Agents working on behalf of Clarkson, 62, and the farm have denied any violation of planning laws and are appealing the matter, calling the council’s demands “excessive” in documents submitted last month.

Jeremy Clarkson is appealing an order to close Diddly Squat Cafe and Restaurant after board chiefs claim the company violated planning laws

He was required to stop using any part of the land as a restaurant or café, and to publicly sell or provide food or drinks to members of the public for consumption on the land.

He was required to stop using any part of the land as a restaurant or café, and to publicly sell or provide food or drinks to members of the public for consumption on the land.

The presidents added that the site map prepared by the council was incorrect and claimed that the notification period was not long enough to do the work required.

The appeal reads: “The proposed six-week period is too short and would have serious and adverse effects on the businesses and livelihoods of those working on the site. Six months is a more reasonable time frame.

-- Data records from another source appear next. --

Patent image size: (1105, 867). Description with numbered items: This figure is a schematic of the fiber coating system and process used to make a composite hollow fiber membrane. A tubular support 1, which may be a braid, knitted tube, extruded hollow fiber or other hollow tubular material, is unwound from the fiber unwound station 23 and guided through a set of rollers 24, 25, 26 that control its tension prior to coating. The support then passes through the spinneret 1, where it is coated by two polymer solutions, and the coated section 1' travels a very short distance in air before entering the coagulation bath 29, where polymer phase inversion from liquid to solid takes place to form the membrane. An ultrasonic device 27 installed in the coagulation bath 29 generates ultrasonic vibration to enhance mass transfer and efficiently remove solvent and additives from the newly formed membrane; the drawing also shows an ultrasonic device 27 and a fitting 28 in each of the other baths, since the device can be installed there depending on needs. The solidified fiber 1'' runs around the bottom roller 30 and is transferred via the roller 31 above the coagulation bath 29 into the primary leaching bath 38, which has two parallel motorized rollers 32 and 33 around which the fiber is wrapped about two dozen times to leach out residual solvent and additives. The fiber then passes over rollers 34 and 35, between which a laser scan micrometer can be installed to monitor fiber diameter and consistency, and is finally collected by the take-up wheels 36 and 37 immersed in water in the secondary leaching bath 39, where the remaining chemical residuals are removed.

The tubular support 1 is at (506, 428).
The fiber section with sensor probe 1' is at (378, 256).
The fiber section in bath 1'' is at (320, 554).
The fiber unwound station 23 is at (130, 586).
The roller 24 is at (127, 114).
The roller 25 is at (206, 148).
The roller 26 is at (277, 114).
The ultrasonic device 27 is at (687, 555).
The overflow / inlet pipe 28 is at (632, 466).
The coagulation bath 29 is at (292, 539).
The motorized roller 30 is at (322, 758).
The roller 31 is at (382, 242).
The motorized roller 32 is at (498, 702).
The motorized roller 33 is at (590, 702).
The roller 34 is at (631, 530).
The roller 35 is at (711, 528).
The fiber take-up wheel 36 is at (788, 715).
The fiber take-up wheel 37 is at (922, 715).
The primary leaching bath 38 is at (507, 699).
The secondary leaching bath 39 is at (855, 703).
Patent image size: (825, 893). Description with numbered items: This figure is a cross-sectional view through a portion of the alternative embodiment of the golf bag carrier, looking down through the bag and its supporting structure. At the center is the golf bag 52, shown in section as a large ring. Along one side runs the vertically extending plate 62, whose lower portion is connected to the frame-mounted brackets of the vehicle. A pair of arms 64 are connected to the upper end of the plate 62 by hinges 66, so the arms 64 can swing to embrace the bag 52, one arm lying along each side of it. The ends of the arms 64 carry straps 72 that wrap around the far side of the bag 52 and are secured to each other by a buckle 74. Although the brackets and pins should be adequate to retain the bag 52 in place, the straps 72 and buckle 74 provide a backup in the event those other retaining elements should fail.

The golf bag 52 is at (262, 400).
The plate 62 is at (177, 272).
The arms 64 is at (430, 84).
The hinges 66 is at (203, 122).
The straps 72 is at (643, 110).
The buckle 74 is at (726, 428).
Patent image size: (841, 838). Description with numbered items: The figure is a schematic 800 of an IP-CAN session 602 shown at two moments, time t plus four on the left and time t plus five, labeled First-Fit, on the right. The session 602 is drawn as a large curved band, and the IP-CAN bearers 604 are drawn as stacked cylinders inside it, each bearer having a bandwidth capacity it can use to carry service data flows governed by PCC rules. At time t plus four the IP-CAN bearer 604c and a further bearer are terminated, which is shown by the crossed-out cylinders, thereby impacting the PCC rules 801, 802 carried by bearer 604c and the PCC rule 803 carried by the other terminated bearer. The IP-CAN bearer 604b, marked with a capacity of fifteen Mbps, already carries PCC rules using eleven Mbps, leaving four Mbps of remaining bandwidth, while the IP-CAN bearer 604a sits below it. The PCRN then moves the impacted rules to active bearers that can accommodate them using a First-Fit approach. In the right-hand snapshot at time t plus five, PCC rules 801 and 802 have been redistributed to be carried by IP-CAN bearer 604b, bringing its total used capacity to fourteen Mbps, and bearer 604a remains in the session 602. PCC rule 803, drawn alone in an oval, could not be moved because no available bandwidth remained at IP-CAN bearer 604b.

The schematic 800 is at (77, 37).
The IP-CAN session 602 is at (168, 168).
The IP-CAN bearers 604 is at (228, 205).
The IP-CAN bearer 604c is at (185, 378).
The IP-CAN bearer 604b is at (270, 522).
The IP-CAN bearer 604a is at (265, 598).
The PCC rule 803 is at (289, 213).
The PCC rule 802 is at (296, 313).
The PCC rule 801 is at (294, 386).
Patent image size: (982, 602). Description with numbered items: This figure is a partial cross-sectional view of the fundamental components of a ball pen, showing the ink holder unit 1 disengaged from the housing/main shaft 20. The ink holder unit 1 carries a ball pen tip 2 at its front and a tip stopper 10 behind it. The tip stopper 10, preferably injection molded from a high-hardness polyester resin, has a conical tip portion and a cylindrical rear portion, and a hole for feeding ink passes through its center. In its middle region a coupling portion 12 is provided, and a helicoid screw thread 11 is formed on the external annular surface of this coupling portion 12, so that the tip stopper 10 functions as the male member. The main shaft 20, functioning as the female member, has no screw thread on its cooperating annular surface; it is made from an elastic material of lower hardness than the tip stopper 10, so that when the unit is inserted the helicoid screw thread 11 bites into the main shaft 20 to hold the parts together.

The agents concluded that “the whole thing should be scrapped as a result.”

Papers submitted by the Planning Inspectorate show that it has accepted Mr Clarkson’s appeal as valid and that the returns must be submitted in the coming weeks.

It is believed that Mr. Clarkson was believed to have been able to operate the restaurant after making changes to a barn on his land using a provision allowing the farm structures to be used to modify their original purpose without planning permission approved by the Board.

But the WODC said in August it was investigating the restaurant after council members rejected an initial planning request in January.

One council source, who declined to comment on the local authority’s ongoing investigation, told MailOnline at the time: “The council’s view is that the same planning rules should apply to everyone.

“We will treat Jeremy Clarkson in exactly the same way as everyone else who lives in West Oxfordshire.”

On Clarkson’s farm, the star is working on a 1,000-acre plot, located between Chipping Norton and Chadlington in the idyllic Cotswolds countryside of Oxfordshire.

The ex-petroleum chief appears to have settled on a laid-back, agricultural lifestyle as part of his new Amazon Prime streak of success.

But the massive success of the fair – and the opening of the famous farm shop – created chaos for villagers, who complained about visitors blocking country roads.

Mr. Clarkson’s representatives have been contacted for further comments.